Broadus[1] ensina que um dos propósitos de I João é alertar seus leitores do perigo das atividades de hereges (1Jo 4.1-5), cujo surgimento é um dos sinais da chegada da “última hora” (1Jo 2.18). Eles haviam saído da Igreja, mas nunca foram parte dela de verdade, pois passaram a negar a Cristo (1Jo 2.18, 22; 4.3), motivo pelo qual João os chama de “anticristos”.

Em 5.13, o apóstolo nos dá outros dois propósitos de sua epístola: ajudar seus leitores a se examinarem e perceberem se já foram salvos ou não, e levá-los a crer (ou continuar a crer, segundo Alford[2] e Barnes[3]) no nome de Jesus Cristo. Essas duas coisas estão intimamente ligadas porque o próprio João diz várias vezes nos seus escritos que todo aquele que crer em Jesus terá vida eterna. Desse modo, uma das maneiras de saber que alguém não cometeu o pecado para a morte é procurando nela as evidências que I João dá de que alguém é verdadeiramente um filho de Deus.

Isso já nos fornece uma pista a respeito desse pecado para a morte. João não está falando de morte física, porque sua advertência seria inútil se a pessoa que cometeu tal pecado já tivesse morrido fisicamente; e se a pessoa ainda estivesse viva, antes de morrer ela ainda poderia se arrepender, o que seria um ótimo motivo para se orar. Além disso, a palavra “vida” (zoen) que aparece no texto é usada no Novo Testamento exclusivamente no sentido de vida espiritual, de modo que a morte que lhe é oposta nessa passagem deve ser, necessariamente, espiritual também.

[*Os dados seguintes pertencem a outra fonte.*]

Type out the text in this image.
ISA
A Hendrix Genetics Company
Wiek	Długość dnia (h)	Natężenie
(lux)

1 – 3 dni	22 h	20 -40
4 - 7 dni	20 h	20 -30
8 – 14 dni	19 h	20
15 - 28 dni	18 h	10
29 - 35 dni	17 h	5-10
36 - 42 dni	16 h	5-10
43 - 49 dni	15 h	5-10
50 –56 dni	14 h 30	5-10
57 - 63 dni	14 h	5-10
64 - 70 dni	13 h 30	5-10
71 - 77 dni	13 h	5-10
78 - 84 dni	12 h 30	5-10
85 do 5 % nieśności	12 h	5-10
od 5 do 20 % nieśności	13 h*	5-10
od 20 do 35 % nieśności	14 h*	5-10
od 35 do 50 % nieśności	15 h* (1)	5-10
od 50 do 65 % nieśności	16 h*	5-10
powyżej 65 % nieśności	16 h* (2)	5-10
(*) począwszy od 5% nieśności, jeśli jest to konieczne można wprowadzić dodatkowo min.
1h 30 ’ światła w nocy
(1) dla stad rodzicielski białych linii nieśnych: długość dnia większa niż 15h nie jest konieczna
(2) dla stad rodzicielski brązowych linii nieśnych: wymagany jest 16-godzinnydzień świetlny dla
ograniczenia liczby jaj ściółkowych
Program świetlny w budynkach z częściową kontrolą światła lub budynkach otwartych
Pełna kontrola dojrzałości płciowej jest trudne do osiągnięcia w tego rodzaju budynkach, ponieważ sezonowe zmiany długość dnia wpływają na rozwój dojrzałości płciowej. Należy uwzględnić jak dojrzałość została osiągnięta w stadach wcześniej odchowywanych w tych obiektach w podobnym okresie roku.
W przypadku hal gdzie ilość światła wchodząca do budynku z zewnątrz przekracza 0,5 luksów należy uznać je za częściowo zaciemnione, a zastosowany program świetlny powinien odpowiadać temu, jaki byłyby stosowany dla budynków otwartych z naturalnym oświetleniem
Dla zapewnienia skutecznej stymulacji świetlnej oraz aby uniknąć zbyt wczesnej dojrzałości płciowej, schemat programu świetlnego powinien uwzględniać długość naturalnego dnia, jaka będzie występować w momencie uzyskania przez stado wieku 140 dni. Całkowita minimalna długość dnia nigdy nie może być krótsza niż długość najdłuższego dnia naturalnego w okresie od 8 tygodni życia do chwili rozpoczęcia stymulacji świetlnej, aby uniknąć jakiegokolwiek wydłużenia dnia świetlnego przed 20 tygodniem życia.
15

Ele também não pode estar falando da morte espiritual a qual todos os pecadores estão sujeitos, pois todos que estão sem Cristo já estão mortos em seus pecados (Ef 2.1-3, 1Jo 5.12). Além disso, todo pecado, sendo consumado, gera morte (Tg 1.15). Ele só pode estar se referindo, portanto, à morte eterna, aquela segunda morte referida no Apocalipse (Ap 2.11, 20.6, 20.14), a condenação final, a separação irrevogável de Deus.

Isso fica mais claro quando lemos os versículos 14-15. O apóstolo diz que se nós pedirmos alguma coisa a Deus, segundo a Sua vontade, Ele nos ouve e atende. Então o versículo 16 diz que se alguém vir seu irmão cometer um pecado que não seja para morte, poderá orar e o Senhor concederá vida a ele. Já por aquele que comete o pecado para a morte não adianta orar, Deus não vai lhe conceder a vida espiritual. Por conta disso, a pessoa se torna incapaz de arrepender-se, pois para se arrepender precisaria da vida de Deus; portanto, ele já está condenado. Embora ainda esteja fisicamente vivo, sua morte eterna é irrevogável.

IMPOSSÍVEL QUE SE ARREPENDAM

Anteriormente, I João 1.9 diz que, se confessarmos os nossos pecados, Deus é fiel e justo para nos perdoar e nos purificar de toda injustiça. Mas aquele que peca para a morte nunca será perdoado. Isso significa que ele não pode se arrepender. Os piores pecadores, segundo a Bíblia, ainda podem ser tocados pelo Espírito e se arrepender; mas aquele que comete o pecado para a morte não. A pergunta é: existe outro texto bíblico que fale sobre um pecado de que é impossível se arrepender? Sim.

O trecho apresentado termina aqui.